È la prima novella della prima giornata, raccontata da Panfilo
Musciatto Franzesi era un mercante fiorentino molto ricco, divenuto cavaliere in Francia grazie ai suoi traffici poco chiari con la corte del re. Un giorno, in seguito a un invito del Papa, dovette recarsi in Italia, e prima di partire affidò la cura dei suoi affari ad alcuni amministratori. Tuttavia era preoccupato per diversi crediti che vantava in Borgogna, in quanto gli abitanti della regione avevano la fama di individui disonesti e sleali . Per cui pensò di affidarne il recupero a qualcuno che fosse abbastanza subdolo e privo di scrupoli, e scelse per questo compito ser Cepparello da Prato, conosciuto da tutti con il soprannome di Ciappelletto.
Costui era un notaio estremamente disonesto, che falsificava i documenti legali, e spesso testimoniava il falso. Più volte aveva direttamente partecipato a omicidi e altri reati. Si divertiva inoltre a procurare malanimo e ostilità tra amici, parenti o estranei. Non andava mai in chiesa, anzi era un grandissimo bestemmiatore e scherniva i sacramenti con parole blasfeme. Frequentava taverne e luoghi malfamati, mangiava e beveva smodatamente e giocava d’azzardo con dadi truccati. Insomma era il peggior uomo mai nato sulla terra.

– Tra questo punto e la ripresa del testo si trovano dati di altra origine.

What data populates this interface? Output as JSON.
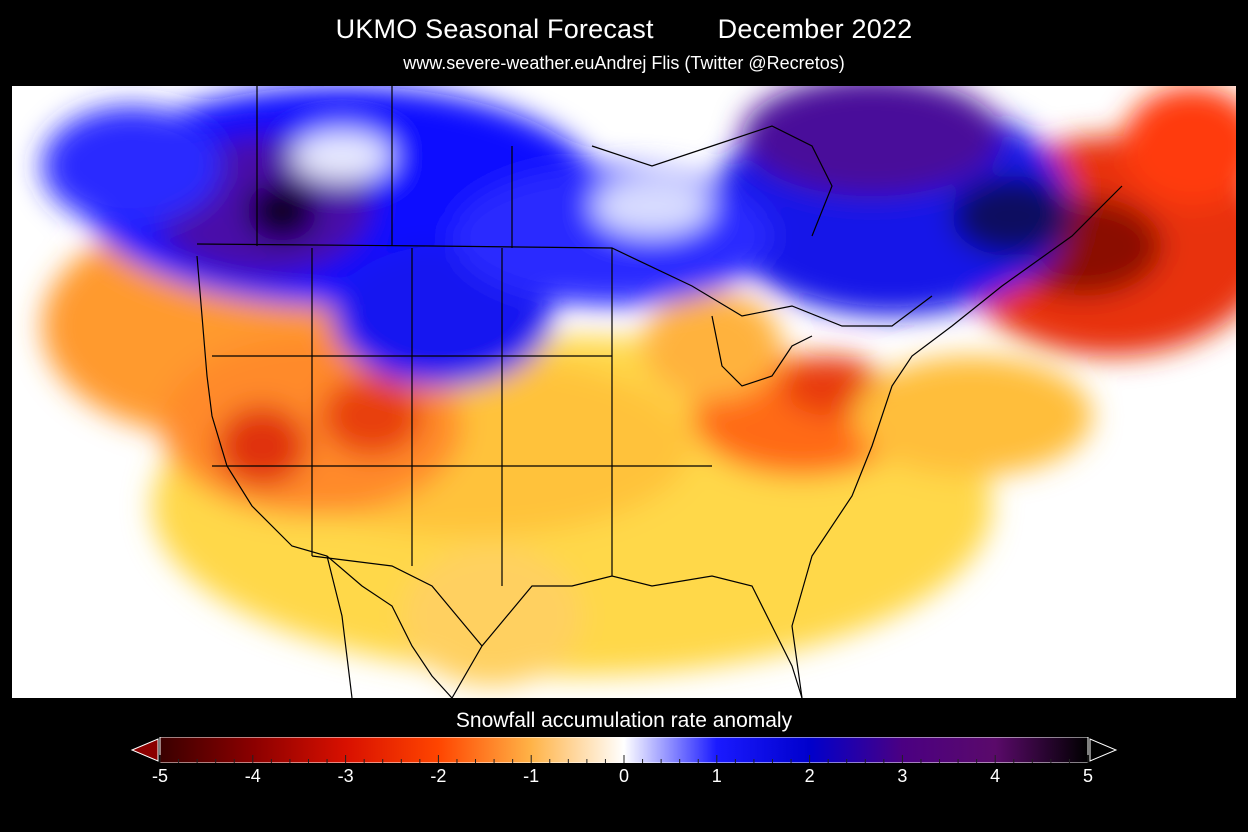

Ser Ciappelletto accettò l’incarico e dopo la partenza di Musciatto, si recò in Borgogna, dove venne ospitato in casa di due fratelli fiorentini che di mestiere facevano gli usurai.
Durante la permanenza si ammalò, e data la sua tarda età, la malattia divenne sempre più grave, finché i medici dissero che non vi era più speranza.
I due fratelli erano molto preoccupati, poiché in caso di morte, sapendo che ser Ciappelletto avrebbe rifiutato ogni sacramento, sicuramente sarebbe stato sepolto in terra sconsacrata, provocando un danno alla reputazione dei due fiorentini, che già non godevano di buona fama. D’altro canto non potevano mandare via di casa il povero Ser Ciappelletto, cosa che sarebbe stata molto mal vista da tutti.
Ser Ciappelletto per caso sentì i discorsi dei due fratelli, li chiamò e li rassicurò, promettendo che avrebbe risolto il problema, e chiese di far venire un santo frate per confessarsi. I due fratelli, con poca convinzione, si recarono presso il vicino convento e riuscirono a far venire in casa un frate molto venerabile, stimato da tutti i cittadini.
Il frate, durante la confessione, gli pose alcune domande e ogni volta ser Ciappelletto rispondeva con un tale candore da sembrare l’uomo più devoto e mansueto mai esistito. Il confessore si convinse di avere di fronte un sant’uomo, lo assolse da ogni peccato e gli promise di farlo seppellire nel monastero.
I due fratelli erano rimasti tutto il tempo dietro l’uscio ad origliare, divertiti dalle strepitose fandonie che ser Ciappelletto era riuscito a rifilare al confessore.
Pochi giorni dopo ser Ciappelletto morì e venne sepolto nel monastero. Durante la cerimonia funebre il frate fece un discorso così appassionato sulle virtù del defunto, che tutti i presenti si convinsero di essere di fronte a un santo. Dopo il discorso funebre, la folla sfilò ordinatamente davanti alla salma, baciando le mani e i piedi, e ognuno cercò di strappare un pezzettino di stoffa dei suoi vestiti.
Si decise di lasciarlo esposto l’intera giornata, affinché tutti potessero rendergli omaggio. Durante la notte, fu poi seppellito con tutti gli onori, dentro un’arca di marmo in una cappella del monastero.
La sua fama crebbe così tanto che la gente cominciò ad adorarlo, accendere i lumi e far voti, e divenne noto come San Ciappelletto.
Ancora oggi si dice che continui a miracolare chi si raccomanda a lui con devozione.